Frequently asked questions about output format

I can't find some known heterozygous sites in the megabubble FASTA. How is that possible?
In the non-raw output formats, if a region has low enough heterozygosity that it cannot be phased, then the region is presented as a single FASTA sequence (rather than as two megabubble arms), and bubbles in the region are squashed, in effect choosing one allele at random at heterozygous loci. Both alleles are still present in the raw FASTA output. In addition there are at present cases where small megabubbles are similarly collapsed in the FASTA.
How are cycles handled in the FASTA output files?

In the raw output format, cycles are shown directly in the graph, as single 'loop' edges or more complicated cyclic structures.

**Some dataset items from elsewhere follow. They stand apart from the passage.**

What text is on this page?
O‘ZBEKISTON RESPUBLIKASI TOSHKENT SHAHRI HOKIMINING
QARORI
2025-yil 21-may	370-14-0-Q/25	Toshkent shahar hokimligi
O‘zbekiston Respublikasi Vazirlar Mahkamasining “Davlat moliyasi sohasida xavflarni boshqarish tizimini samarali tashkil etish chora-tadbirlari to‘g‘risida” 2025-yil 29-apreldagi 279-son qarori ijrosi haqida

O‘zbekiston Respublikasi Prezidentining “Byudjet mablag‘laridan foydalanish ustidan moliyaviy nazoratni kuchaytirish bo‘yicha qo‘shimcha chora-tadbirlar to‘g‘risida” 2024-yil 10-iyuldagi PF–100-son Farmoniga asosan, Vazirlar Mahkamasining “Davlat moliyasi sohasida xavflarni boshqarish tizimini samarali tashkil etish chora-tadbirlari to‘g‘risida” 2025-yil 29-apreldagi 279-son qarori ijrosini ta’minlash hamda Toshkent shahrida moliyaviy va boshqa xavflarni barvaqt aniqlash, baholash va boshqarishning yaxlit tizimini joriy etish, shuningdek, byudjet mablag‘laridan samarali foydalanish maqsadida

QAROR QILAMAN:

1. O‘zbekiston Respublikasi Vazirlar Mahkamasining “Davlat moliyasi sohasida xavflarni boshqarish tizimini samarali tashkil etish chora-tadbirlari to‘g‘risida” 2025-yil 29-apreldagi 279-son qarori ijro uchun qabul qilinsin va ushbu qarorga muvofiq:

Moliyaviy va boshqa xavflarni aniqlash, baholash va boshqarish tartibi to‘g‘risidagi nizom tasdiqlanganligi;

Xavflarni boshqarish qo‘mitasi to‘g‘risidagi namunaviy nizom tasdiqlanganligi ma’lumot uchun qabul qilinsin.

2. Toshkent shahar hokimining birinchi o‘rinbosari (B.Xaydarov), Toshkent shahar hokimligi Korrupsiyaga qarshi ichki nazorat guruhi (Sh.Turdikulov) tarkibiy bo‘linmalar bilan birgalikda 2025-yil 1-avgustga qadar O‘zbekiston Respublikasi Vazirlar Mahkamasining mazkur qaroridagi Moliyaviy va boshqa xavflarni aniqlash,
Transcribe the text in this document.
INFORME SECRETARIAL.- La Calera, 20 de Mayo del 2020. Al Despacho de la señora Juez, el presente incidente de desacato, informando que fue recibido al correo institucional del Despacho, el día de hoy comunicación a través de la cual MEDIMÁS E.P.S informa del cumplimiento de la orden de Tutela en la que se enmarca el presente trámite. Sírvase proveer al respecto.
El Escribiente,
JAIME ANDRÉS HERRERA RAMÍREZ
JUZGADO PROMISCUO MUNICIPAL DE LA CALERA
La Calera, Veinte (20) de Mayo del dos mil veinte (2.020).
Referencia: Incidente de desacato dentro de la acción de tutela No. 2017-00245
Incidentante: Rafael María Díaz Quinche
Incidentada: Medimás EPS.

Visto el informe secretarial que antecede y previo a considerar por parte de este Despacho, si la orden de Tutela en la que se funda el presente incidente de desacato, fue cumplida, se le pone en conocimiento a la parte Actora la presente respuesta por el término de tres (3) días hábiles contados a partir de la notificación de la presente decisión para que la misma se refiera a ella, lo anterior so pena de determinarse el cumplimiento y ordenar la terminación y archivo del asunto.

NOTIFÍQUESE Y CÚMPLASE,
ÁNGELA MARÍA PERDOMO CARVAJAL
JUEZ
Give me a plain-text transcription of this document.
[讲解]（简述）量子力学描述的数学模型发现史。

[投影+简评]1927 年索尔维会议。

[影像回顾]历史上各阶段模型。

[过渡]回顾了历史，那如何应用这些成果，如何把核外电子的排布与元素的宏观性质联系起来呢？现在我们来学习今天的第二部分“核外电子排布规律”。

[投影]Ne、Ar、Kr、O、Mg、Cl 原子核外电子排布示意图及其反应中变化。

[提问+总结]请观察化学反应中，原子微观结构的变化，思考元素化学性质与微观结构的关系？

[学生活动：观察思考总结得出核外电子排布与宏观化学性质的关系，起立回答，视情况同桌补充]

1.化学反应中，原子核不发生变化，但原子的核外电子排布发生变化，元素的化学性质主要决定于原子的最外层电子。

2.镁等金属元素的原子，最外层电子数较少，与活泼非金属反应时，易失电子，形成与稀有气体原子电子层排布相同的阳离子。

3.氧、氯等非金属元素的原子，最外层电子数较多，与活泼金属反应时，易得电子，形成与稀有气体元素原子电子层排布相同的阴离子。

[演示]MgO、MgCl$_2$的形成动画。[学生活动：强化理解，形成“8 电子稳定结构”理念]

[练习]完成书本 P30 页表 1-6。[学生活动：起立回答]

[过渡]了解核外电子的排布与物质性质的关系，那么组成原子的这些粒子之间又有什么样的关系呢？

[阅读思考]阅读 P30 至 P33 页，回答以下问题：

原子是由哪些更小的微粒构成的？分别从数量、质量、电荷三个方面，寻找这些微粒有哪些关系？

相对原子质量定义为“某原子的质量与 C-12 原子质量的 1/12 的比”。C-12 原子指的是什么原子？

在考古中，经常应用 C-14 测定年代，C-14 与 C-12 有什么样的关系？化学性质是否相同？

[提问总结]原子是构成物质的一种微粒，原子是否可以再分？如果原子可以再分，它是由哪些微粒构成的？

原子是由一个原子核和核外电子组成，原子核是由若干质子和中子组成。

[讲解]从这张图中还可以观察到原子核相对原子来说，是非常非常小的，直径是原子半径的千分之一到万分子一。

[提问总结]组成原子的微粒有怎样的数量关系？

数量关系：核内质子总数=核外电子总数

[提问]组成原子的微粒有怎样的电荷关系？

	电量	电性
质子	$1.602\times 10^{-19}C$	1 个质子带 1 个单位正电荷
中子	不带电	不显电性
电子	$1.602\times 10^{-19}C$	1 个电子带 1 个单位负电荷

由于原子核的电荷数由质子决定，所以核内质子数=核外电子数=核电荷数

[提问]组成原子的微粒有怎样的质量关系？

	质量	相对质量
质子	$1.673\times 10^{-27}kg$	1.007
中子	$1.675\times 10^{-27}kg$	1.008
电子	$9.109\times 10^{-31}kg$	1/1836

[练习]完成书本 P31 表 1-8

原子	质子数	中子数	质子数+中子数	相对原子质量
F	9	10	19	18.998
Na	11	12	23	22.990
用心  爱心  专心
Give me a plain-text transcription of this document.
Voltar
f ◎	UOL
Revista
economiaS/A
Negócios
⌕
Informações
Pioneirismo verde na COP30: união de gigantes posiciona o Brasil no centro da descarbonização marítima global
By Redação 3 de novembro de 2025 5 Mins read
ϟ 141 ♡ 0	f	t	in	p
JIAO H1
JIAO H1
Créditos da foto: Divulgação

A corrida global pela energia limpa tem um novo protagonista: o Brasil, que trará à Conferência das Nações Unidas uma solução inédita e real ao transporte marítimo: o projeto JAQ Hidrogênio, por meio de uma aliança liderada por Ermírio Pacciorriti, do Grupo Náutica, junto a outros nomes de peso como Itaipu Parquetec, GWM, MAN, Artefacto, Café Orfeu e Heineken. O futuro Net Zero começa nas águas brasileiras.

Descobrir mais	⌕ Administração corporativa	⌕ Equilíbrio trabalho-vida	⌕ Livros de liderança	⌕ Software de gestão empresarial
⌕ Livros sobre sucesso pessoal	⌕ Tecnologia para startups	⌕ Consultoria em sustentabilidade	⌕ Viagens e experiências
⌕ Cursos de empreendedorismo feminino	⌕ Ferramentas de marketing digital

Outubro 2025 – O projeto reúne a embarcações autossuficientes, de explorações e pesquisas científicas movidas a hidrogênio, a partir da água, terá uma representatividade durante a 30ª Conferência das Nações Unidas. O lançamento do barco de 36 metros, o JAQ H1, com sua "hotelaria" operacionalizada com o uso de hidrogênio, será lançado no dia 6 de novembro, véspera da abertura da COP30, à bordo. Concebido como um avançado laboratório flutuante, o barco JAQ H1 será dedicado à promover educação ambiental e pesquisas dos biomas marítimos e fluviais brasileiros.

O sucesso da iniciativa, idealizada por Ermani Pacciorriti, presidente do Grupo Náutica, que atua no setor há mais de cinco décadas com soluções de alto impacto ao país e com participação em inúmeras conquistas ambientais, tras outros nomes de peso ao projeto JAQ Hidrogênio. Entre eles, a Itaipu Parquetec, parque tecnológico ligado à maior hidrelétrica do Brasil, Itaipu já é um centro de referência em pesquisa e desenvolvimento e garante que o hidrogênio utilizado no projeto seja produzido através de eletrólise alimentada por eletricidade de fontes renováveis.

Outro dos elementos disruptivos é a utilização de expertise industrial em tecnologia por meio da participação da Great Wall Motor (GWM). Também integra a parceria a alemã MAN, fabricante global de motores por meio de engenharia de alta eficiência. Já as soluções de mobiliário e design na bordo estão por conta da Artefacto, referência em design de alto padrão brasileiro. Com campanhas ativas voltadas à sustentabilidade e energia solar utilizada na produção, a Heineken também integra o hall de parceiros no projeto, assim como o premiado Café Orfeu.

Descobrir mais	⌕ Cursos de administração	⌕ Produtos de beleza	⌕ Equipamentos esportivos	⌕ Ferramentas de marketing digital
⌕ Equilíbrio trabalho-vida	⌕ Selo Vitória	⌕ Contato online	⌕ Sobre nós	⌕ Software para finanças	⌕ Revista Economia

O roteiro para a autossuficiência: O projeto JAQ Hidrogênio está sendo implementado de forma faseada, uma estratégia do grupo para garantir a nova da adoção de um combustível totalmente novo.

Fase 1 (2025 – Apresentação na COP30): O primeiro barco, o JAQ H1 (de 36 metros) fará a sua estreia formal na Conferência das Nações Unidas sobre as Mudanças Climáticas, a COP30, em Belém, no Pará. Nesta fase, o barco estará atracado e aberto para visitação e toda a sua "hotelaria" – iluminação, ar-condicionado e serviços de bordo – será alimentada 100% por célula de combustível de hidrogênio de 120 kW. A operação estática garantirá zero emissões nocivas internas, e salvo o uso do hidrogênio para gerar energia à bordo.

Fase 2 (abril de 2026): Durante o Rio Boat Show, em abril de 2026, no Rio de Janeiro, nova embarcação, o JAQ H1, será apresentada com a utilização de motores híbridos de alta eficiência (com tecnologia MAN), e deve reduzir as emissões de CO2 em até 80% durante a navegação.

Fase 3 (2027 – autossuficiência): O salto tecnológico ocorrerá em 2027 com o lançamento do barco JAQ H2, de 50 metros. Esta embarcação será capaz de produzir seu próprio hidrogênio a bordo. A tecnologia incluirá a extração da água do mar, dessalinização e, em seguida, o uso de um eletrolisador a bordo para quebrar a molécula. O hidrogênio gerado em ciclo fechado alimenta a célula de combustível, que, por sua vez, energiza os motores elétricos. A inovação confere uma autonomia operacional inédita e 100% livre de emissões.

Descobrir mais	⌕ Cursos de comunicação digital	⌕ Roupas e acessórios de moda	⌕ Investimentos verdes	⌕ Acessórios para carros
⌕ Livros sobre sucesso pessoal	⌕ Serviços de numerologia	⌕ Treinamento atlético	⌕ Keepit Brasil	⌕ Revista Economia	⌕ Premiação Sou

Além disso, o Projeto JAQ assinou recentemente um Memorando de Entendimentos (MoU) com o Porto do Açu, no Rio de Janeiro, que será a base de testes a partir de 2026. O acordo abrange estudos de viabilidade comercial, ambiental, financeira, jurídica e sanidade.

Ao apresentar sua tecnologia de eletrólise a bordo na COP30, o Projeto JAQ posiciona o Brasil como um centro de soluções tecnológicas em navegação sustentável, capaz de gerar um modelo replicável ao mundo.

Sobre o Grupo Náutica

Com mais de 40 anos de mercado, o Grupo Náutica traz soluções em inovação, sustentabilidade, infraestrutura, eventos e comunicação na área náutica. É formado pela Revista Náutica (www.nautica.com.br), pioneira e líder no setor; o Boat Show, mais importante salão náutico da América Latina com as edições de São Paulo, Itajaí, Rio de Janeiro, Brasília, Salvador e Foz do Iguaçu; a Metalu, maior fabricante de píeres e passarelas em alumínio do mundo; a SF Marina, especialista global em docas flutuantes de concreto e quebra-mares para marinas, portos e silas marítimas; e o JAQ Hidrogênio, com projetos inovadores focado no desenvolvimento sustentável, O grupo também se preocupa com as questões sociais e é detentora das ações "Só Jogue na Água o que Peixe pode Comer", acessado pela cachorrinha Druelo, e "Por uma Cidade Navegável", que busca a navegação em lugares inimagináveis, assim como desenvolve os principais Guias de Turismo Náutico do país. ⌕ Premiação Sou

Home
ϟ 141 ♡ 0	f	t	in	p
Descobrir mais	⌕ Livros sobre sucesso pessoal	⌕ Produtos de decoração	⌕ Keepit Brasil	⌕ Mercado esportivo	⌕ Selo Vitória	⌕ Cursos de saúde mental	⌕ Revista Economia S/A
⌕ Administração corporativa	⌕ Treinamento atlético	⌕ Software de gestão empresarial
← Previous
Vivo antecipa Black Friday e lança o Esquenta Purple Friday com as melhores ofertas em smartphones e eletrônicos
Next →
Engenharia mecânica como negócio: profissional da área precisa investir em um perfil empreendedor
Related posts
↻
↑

Internally, Supernova captures cyclic structures within longer scaffolds as 'cycle gap edges', which are single edges encoding a more complex graph structure. In the raw graph output format, these cycle gap edges are expanded out, and thus seen either as single 'loop' edges or more complicated cyclic structures consisting of multiple edges. In the non-raw output formats, starting with Supernova version 2.0, each cycle gap edge is broken up into separate FASTA records, each representing a scaffold, and the gap edge itself is replaced by 10 Ns.